Published In

Supreme Court Law Review

Document Type

Article

Publication Date

2018

Subjects

tort law; solitary confinement; prison law and policy; critical torts

Abstract

The law and practice of solitary confinement continues to be a source of rights violations in Canadian prisons. The practice, formally known as administrative segregation, isolates prisoners for 23 hours a day in dehumanizing conditions of confinement. In this paper, I examine the extent to which the tort of false imprisonment can compensate prisoners for unlawful or excessive segregation placements. This analysis is new: while some scholars have examined how other branches of tort law can address harms caused by segregation none have examined the application of this tort. I argue that because of its focus on liberty, dignity, and personal autonomy, this tort is particularly well suited to address the harms of segregation.
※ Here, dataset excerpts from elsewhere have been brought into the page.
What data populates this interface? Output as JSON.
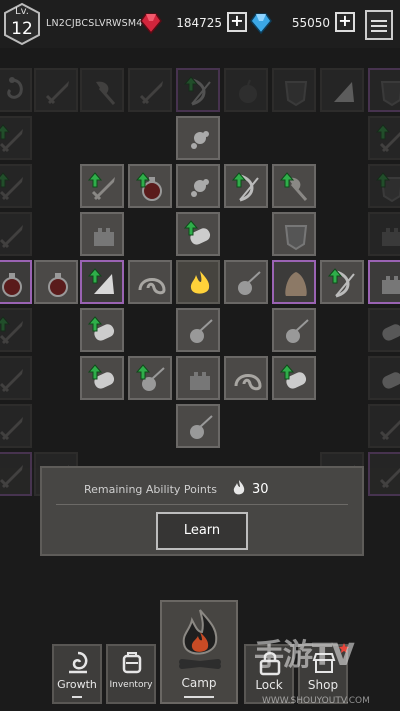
{
  "player": {
    "level_label": "Lv.",
    "level": "12",
    "id": "LN2CJBCSLVRWSM4"
  },
  "currency": [
    {
      "name": "red-gem",
      "amount": "184725",
      "color": "#d2253c"
    },
    {
      "name": "blue-gem",
      "amount": "55050",
      "color": "#3ba7e6"
    }
  ],
  "panel": {
    "label": "Remaining Ability Points",
    "points": "30",
    "learn_label": "Learn"
  },
  "nav": [
    {
      "label": "Growth",
      "icon": "spiral-icon"
    },
    {
      "label": "Inventory",
      "icon": "backpack-icon"
    },
    {
      "label": "Camp",
      "icon": "campfire-icon"
    },
    {
      "label": "Lock",
      "icon": "lock-icon"
    },
    {
      "label": "Shop",
      "icon": "shop-icon"
    }
  ],
  "watermark": {
    "main": "手游TV",
    "sub": "WWW.SHOUYOUTV.COM"
  },
  "colors": {
    "highlight": "#9a63b3",
    "upgrade": "#2fae4a",
    "flame": "#ffd23a"
  }
}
To date, however, the tort’s progressive potential has not been realized, for two main reasons. First, rather than maintain the rigorous standards required by the tort, the courts have shown significant deference to the discretionary authority or prison officials, even in cases where the courts accepted evidence that such authority was improperly exercised. In doing so, they have allowed prison authorities to circumvent liability for unwarranted segregation placements, thus effectively authorizing the very violations against which the tort is designed to protect. Second, even in successful cases, the courts have awarded only paltry general damage awards to prisoner plaintiffs, generally set at $10 for every unlawful day of segregation. Their stated rationale for doing so is that a prisoner’s retained liberty is simply not worth as much as the liberty of the free. This approach is problematic not only for its failure to appreciate the lived experience of segregation, but also for its unprincipled departure from the doctrine that governs the application of the tort. Developing these critiques by analyzing the prison cases against those involving the unincarcerated – in which violations of liberty are effectively compensated – I conclude by advocating for a judicial shift in the determination of false imprisonment cases involving segregation. Against the backdrop of the Supreme Court of British Columbia’s landmark decision in British Columbia Civil Liberties Assn. v. Canada (Attorney General), I argue that such a shift could bring a sea change in Canadian tort law, and advance the law’s promise to effectively protect dignity, autonomy, and liberty.